If they were given a name other than that of the class they provide a base for, typeshed’s representation could be a little closer. platform.uname_result_base is different, but it’s still tricky because it’s not a private name. Even so, these won’t be importable regardless of their name, so they’ll never be pickle-able and that small runtime effect is irrelevant here.

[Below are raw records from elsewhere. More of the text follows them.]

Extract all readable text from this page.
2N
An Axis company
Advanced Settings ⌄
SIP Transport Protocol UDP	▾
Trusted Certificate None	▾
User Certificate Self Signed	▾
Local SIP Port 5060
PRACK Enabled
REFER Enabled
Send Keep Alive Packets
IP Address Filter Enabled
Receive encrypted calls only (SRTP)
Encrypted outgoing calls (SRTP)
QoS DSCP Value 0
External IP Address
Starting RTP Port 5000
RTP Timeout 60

For comparison, these are previous mismatches that have been resolved which I know of:

_thread.LockType calls itself _thread.lock (_thread.lock was added in 3.13)
_ssl.SSLSession / ssl.SSLSession used to call itself _ssl.Session (changed to _ssl.SSLSession in 3.10)
_thread._ExceptHookArgs used to call itself _thread.ExceptHookArgs (changed in 3.10)
_ctypes.CFuncPtr used to call itself _ctypes.PyCFuncPtr (changed in 3.10)
weakref.CallableProxyType used to call itself builtins.weakcallableproxy (changed in 3.10)
weakref.ProxyType used to call itself builtins.weakproxy (changed in 3.10)
weakref.ReferenceType / weakref.ref used to call itself builtins.weakref (changed to weakref.ReferenceType in 3.10)
contextvars.Context used to call itself builtins.Context (changed in 3.10)
contextvars.ContextVar used to call itself builtins.ContextVar (changed in 3.10)
contextvars.Token used to call itself builtins.Token (changed in 3.10)
_struct.Struct / struct.Struct used to call itself builtins.Struct (changed to _struct.Struct in 3.9)

AlexWaygood · November 7, 2024, 10:58pm

Thanks for the great summary!

For these specifically, there’s some previous discussion at Change names of builtin types exposed in the types module · Issue #100129 · python/cpython · GitHub

FWIW these feel like typeshed bugs to me: even if we can’t get the name in the stub exactly the same as the name the base class claims to have at runtime, we should at least try to incorporate the base class into the MRO in the stub with a slightly different name, unless it’s very hard to do so

tungol · November 8, 2024, 1:35am

Agreed; I mostly mentioned it that way here to make it clear that there’s not an alternate name for the same class already in use.

encukou · November 8, 2024, 9:32am

Some of these might be intentional.
Some types shouldn’t be pickled (like a JSON encoder or a tk app).
In a lot of these cases it seems to me that typeshed should use a protocol with only the documented attributes. Some classes are private implementation detail and subject to change – especially if there’s a leading underscore in the name. Making such classes easier to work with might be leading users into a trap.

tungol · November 8, 2024, 7:27pm

Maybe, but there’s little harm in it. We’re talking about pickling the class itself here, not an instance of it. At any rate, I’m not personally concerned with whether or not someone can pickle the class itself (and I’m not sure why someone would want to), but that’s one of the few real runtime effects of the name inconsistency so I think it merits pointing out.

Ultimately I am more concerned with two things: the potential confusion of names that don’t match and the effects of (in)consistency on automated validation of typeshed (aka stubtest). Stubtest requires more exceptions and special handling when cpython itself is inconsistent, and I think that automated validation of the stubs is very important for maintaining their quality and fidelity to runtime. Where private implementation details do make it in to typeshed, stubtest is one of the best tools for ensuring that any relevant changes are tracked.

I don’t think I believe that the fact that having a __name__ which is different from the name used to expose a class is a meaningful speedbump against bad decisions.